## Reddit and word2vec

This is some of the code for my paper 'The Meanings of Class in Reddit Comments - An Exploratory Study of Word Embeddings'

This notebook accesses the data, does preprocessing and runs the word2vec implementation and some evaluation tests.

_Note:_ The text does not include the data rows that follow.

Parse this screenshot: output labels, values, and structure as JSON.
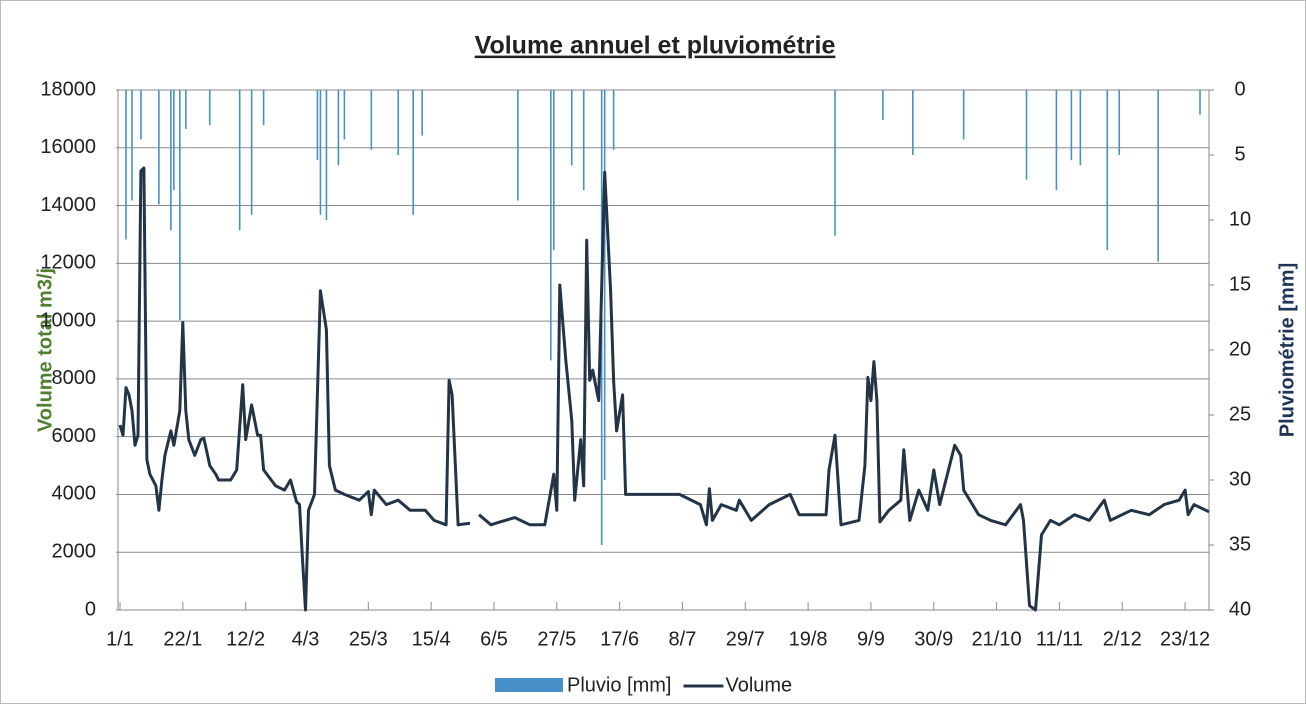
{
  "chart_data": {
    "type": "bar-line",
    "title": "Volume annuel et pluviométrie",
    "y_label": "Volume total m3/j",
    "y2_label": "Pluviométrie [mm]",
    "xlim": [
      1,
      365
    ],
    "xticks": [
      {
        "value": 1,
        "label": "1/1"
      },
      {
        "value": 22,
        "label": "22/1"
      },
      {
        "value": 43,
        "label": "12/2"
      },
      {
        "value": 63,
        "label": "4/3"
      },
      {
        "value": 84,
        "label": "25/3"
      },
      {
        "value": 105,
        "label": "15/4"
      },
      {
        "value": 126,
        "label": "6/5"
      },
      {
        "value": 147,
        "label": "27/5"
      },
      {
        "value": 168,
        "label": "17/6"
      },
      {
        "value": 189,
        "label": "8/7"
      },
      {
        "value": 210,
        "label": "29/7"
      },
      {
        "value": 231,
        "label": "19/8"
      },
      {
        "value": 252,
        "label": "9/9"
      },
      {
        "value": 273,
        "label": "30/9"
      },
      {
        "value": 294,
        "label": "21/10"
      },
      {
        "value": 315,
        "label": "11/11"
      },
      {
        "value": 336,
        "label": "2/12"
      },
      {
        "value": 357,
        "label": "23/12"
      }
    ],
    "ylim": [
      0,
      18000
    ],
    "yticks": [
      0,
      2000,
      4000,
      6000,
      8000,
      10000,
      12000,
      14000,
      16000,
      18000
    ],
    "y2lim": [
      0,
      40
    ],
    "y2ticks": [
      0,
      5,
      10,
      15,
      20,
      25,
      30,
      35,
      40
    ],
    "y2_inverted": true,
    "grid": true,
    "legend": "bottom",
    "series": [
      {
        "name": "Pluvio [mm]",
        "type": "bar",
        "axis": "y2",
        "color": "#4a90c8",
        "x": [
          3,
          5,
          8,
          14,
          18,
          19,
          21,
          23,
          31,
          41,
          45,
          49,
          67,
          68,
          70,
          74,
          76,
          85,
          94,
          99,
          102,
          134,
          145,
          146,
          152,
          156,
          162,
          163,
          166,
          240,
          256,
          266,
          283,
          304,
          314,
          319,
          322,
          331,
          335,
          348,
          362
        ],
        "values": [
          11.5,
          8.5,
          3.8,
          8.8,
          10.8,
          7.7,
          17.7,
          3,
          2.7,
          10.8,
          9.6,
          2.7,
          5.4,
          9.6,
          10,
          5.8,
          3.8,
          4.6,
          5,
          9.6,
          3.5,
          8.5,
          20.8,
          12.3,
          5.8,
          7.7,
          35,
          30,
          4.6,
          11.2,
          2.3,
          5,
          3.8,
          6.9,
          7.7,
          5.4,
          5.8,
          12.3,
          5,
          13.2,
          1.9
        ]
      },
      {
        "name": "Volume",
        "type": "line",
        "axis": "y",
        "color": "#243447",
        "x": [
          1,
          2,
          3,
          4,
          5,
          6,
          7,
          8,
          9,
          10,
          11,
          13,
          14,
          15,
          16,
          18,
          19,
          21,
          22,
          23,
          24,
          26,
          28,
          29,
          31,
          33,
          34,
          38,
          40,
          42,
          43,
          45,
          47,
          48,
          49,
          53,
          56,
          58,
          60,
          61,
          62,
          63,
          64,
          66,
          68,
          70,
          71,
          73,
          76,
          81,
          84,
          85,
          86,
          90,
          94,
          98,
          103,
          106,
          110,
          111,
          112,
          114,
          118,
          120,
          121,
          125,
          128,
          133,
          138,
          143,
          146,
          147,
          148,
          150,
          152,
          153,
          155,
          156,
          157,
          158,
          159,
          161,
          163,
          165,
          166,
          167,
          169,
          170,
          175,
          182,
          188,
          195,
          197,
          198,
          199,
          202,
          207,
          208,
          212,
          218,
          225,
          228,
          237,
          238,
          240,
          242,
          248,
          250,
          251,
          252,
          253,
          254,
          255,
          258,
          262,
          263,
          265,
          268,
          271,
          273,
          275,
          280,
          282,
          283,
          288,
          292,
          297,
          302,
          303,
          305,
          307,
          309,
          312,
          315,
          320,
          325,
          330,
          332,
          339,
          345,
          350,
          355,
          357,
          358,
          360,
          365
        ],
        "values": [
          6400,
          6050,
          7700,
          7450,
          6900,
          5700,
          6050,
          15200,
          15300,
          5200,
          4700,
          4300,
          3450,
          4500,
          5350,
          6200,
          5700,
          6900,
          9950,
          6900,
          5900,
          5350,
          5900,
          5950,
          5000,
          4700,
          4500,
          4500,
          4850,
          7800,
          5900,
          7100,
          6050,
          6050,
          4850,
          4300,
          4150,
          4500,
          3750,
          3650,
          1750,
          0,
          3450,
          4000,
          11050,
          9700,
          5000,
          4150,
          4000,
          3800,
          4100,
          3300,
          4150,
          3650,
          3800,
          3450,
          3450,
          3100,
          2950,
          7950,
          7450,
          2950,
          3000,
          null,
          3300,
          2950,
          3050,
          3200,
          2950,
          2950,
          4700,
          3450,
          11250,
          8650,
          6550,
          3800,
          5900,
          4300,
          12800,
          7950,
          8300,
          7250,
          15150,
          11050,
          7950,
          6200,
          7450,
          4000,
          4000,
          4000,
          4000,
          3650,
          2950,
          4200,
          3100,
          3650,
          3450,
          3800,
          3100,
          3650,
          4000,
          3300,
          3300,
          4850,
          6050,
          2950,
          3100,
          5000,
          8050,
          7250,
          8600,
          7250,
          3050,
          3450,
          3800,
          5550,
          3100,
          4150,
          3450,
          4850,
          3650,
          5700,
          5350,
          4150,
          3300,
          3100,
          2950,
          3650,
          3100,
          150,
          0,
          2600,
          3100,
          2950,
          3300,
          3100,
          3800,
          3100,
          3450,
          3300,
          3650,
          3800,
          4150,
          3300,
          3650,
          3400
        ]
      }
    ]
  }
}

More details on request: jonas.schwenke@uni-konstanz.de

In [143]:
# Imports
import pandas as pd
import numpy as np
import gensim
import json
import time
import ast
import re
import matplotlib.pyplot as plt
import os
import warnings
import google.auth
from google.cloud.bigquery.client import Client
import scipy
import cython
from gensim import models, similarities
from gensim.models.keyedvectors import KeyedVectors
import logging
import sys  
import itertools
import math

## Accessing Google BigQuery

WARNING: Big requests might cost money if account it set up and test period is expired.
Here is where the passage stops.